Literally woke up with a light-headedness. When I first got up I felt a goofy sensation in my head and feet, an unfamiliar dizziness. I got downstairs and sat down and could feel my ears were doing something funny too: not ringing but whatever sound came through did as if it reached through waves of wind or water. When I tried to get up from the chair my head felt big and airy and fluffy.
Then I realized that for the past 5, 6 nights I hadn't had a normal, sound sleep. My seasonal allergies had started and I began to take medicines, the kind with a D attached to its brand name, somewhere between OTC and Prescription. You have to show your ID to the pharmacist to get it, in limited quantity. I've been using it for two years and thank goodness every time I take it for the relief it gives me, especially at bedtime, when the nasal congestion use to keep me miserable all night prior to the advent of this wonder medicine.

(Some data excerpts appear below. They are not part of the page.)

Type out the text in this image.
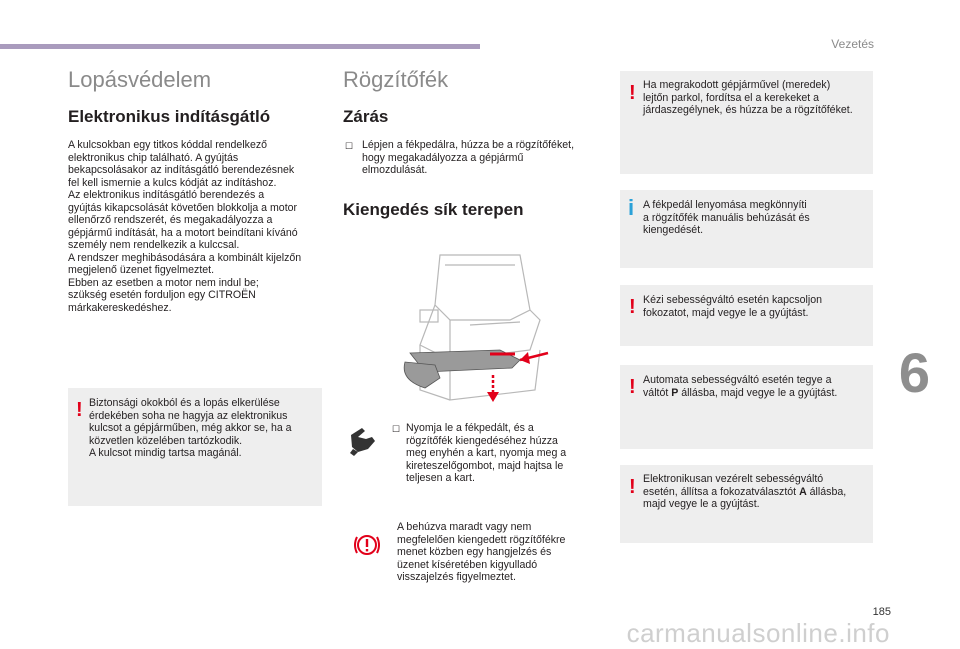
Vezetés
6
Lopásvédelem
Elektronikus indításgátló
A kulcsokban egy titkos kóddal rendelkező
elektronikus chip található. A gyújtás
bekapcsolásakor az indításgátló berendezésnek
fel kell ismernie a kulcs kódját az indításhoz.
Az elektronikus indításgátló berendezés a
gyújtás kikapcsolását követően blokkolja a motor
ellenőrző rendszerét, és megakadályozza a
gépjármű indítását, ha a motort beindítani kívánó
személy nem rendelkezik a kulccsal.
A rendszer meghibásodására a kombinált kijelzőn
megjelenő üzenet figyelmeztet.
Ebben az esetben a motor nem indul be;
szükség esetén forduljon egy CITROËN
márkakereskedéshez.
! Biztonsági okokból és a lopás elkerülése
érdekében soha ne hagyja az elektronikus
kulcsot a gépjárműben, még akkor se, ha a
közvetlen közelében tartózkodik.
A kulcsot mindig tartsa magánál.
Rögzítőfék
Zárás
☐ Lépjen a fékpedálra, húzza be a rögzítőféket,
hogy megakadályozza a gépjármű
elmozdulását.
Kiengedés sík terepen
☐ Nyomja le a fékpedált, és a
rögzítőfék kiengedéséhez húzza
meg enyhén a kart, nyomja meg a
kireteszelőgombot, majd hajtsa le
teljesen a kart.
A behúzva maradt vagy nem
megfelelően kiengedett rögzítőfékre
menet közben egy hangjelzés és
üzenet kíséretében kigyulladó
visszajelzés figyelmeztet.
! Ha megrakodott gépjárművel (meredek)
lejtőn parkol, fordítsa el a kerekeket a
járdaszegélynek, és húzza be a rögzítőféket.
i A fékpedál lenyomása megkönnyíti
a rögzítőfék manuális behúzását és
kiengedését.
! Kézi sebességváltó esetén kapcsoljon
fokozatot, majd vegye le a gyújtást.
! Automata sebességváltó esetén tegye a
váltót P állásba, majd vegye le a gyújtást.
! Elektronikusan vezérelt sebességváltó
esetén, állítsa a fokozatválasztót A állásba,
majd vegye le a gyújtást.
185
carmanualsonline.info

Once I realized that I was having dizziness, I began to connect the dots surfacing in my sleep pattern during the past 5, 6 nights, wherein I felt neither totally asleep nor totally awake, with these slow-churning imageries running in circles in my head. Some were like dreams, others were my own thoughts fixated on one things or another, audible and quarrelsome. One night I "heard" myself making a point about kid's artwork, with repeated efforts, saying the same point over and over, like a broken record. The night before it was a scene of the principal at my parish school letting students in and out of a large auditorium, all the same time exchanging pleasantries with me about school and weather... It went on and on, over and over, like a slide-show on auto pilot, with no exit...The whole time I was aware of the fact of sleep, of dreaming, of wanting it to stop. I don't even remember what it was like last night, before I got up with the dizziness. I do remember dreaming of the dreams. Crazy.
So I got on the Internet and looked up side effects of this particular medicine, and found "dizziness," "drowsiness," and "trouble in sleep," among others.
Still dizzy here. I'm doing laundry, going about my business from room to room, pretending nothing wrong with this cotton-candy head bobbing over my shoulders. But I can tell you that I won't be driving nothing today.